Hit Pause on Energy Use Disclosure
Pursuant to California Assembly Bill (AB) 1103, the Nonresidential Building Energy Use Disclosure Program required an owner (or an agent authorized to act on behalf of an owner) of a nonresidential building within California to benchmark the building's energy use via the U.S. Environmental Protection Agency (EPA) ENERGY STAR® Portfolio Manager system and to disclose documents regarding the building's energy usage to the following parties:
- a prospective buyer of the building, no later than 24 hours prior to execution of the sales contract
- a prospective lessee of the entire building, no later than 24 hours prior to execution of the lease
- a prospective lender financing the entire building, no later than submittal of the loan application
However, starting on Jan. 1, 2016, there will be no statewide energy use disclosure requirement. Between now and 2017, California Energy Commission staff will engage in a public process to develop regulations and establish the infrastructure for the new statewide benchmarking program mandated by AB 802. Energy Commission staff anticipates that regulations for the new program will become effective in 2017, meaning – at least for now – that there is one less task for commercial building owners to perform at closing.

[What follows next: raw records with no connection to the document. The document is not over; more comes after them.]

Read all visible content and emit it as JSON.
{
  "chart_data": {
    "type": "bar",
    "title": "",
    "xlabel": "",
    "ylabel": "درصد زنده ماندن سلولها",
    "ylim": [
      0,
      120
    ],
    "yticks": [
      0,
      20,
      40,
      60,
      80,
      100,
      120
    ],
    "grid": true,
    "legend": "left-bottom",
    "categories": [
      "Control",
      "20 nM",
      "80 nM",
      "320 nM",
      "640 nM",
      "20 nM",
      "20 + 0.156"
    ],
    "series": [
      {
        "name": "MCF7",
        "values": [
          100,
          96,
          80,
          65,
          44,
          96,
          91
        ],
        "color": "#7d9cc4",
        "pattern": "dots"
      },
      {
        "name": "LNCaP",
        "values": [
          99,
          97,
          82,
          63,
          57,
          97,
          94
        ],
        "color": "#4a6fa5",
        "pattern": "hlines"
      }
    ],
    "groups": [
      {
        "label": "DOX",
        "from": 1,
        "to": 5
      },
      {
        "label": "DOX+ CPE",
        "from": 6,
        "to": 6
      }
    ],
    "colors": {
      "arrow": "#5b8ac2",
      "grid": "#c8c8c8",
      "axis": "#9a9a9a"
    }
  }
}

New CEQA Ruling: CBIA v. Bay Area Air Quality Management District
In the Dec. 17, 2015, published opinion for California Building Industry Association v. Bay Area Air Quality Management District, the California Supreme Court unanimously held that the California Environmental Quality Act (CEQA) does not require a public agency to consider the impact of existing environmental conditions on future project users except in limited circumstances. Unless a project is subject to specific statutory requirements, or unless a project would exacerbate existing environmental hazards or conditions that already exist, the potential impact of existing hazards on future users is not a significant environmental impact for CEQA purposes. For suggestions on how to implement the Supreme Court's decision, see Holland & Knight's alert, "Practical Recommendations for Implementing California Supreme Court's Latest CEQA Decision," Jan. 11, 2016.
They're Ba-ack: AB 2 Brings a New Form of Redevelopment
When Gov. Jerry Brown dissolved California redevelopment agencies and community development agencies as of Feb. 1, 2012, the development community and municipal government lost an important tool for economic growth and community revitalization. Now AB 2 – approved by Gov. Brown on Sept. 22, 2015, and effective January 1, 2016 – brings a newer version of that financing tool back. The legislation authorizes certain local agencies to form a community revitalization authority within a community revitalization and investment area to carry out certain provisions of the existing Community Redevelopment Law for the financing of infrastructure, affordable housing and economic revitalization through tax-exempt bonds serviced by tax increment revenues. This is a positive step for infill and urban development.
More Private Activity Bonds
Those curious about the volume cap for private activity bonds (PABs) should know that all states – with the exception of Illinois, Connecticut and the Commonwealth of Puerto Rico – will be able to issue more PABs in 2016. PABs generally are issued by state and local governments or authorities to provide low-cost financing for the projects of nonprofit organizations or companies that serve a public purpose. The formula for the PAB cap for 2016, published by the Internal Revenue Service (IRS), is $100 per capita or $302.88 million, whichever is higher. California has the largest volume cap, followed by Texas and Florida. Qualified PABs can be used for docks and wharves, environmental enhancements of hydroelectric generating facilities and government-owned solid waste facilities. Also included in this category are qualified 501(c)(3) bonds and veterans' mortgage revenue bonds, which are not subject to the volume cap.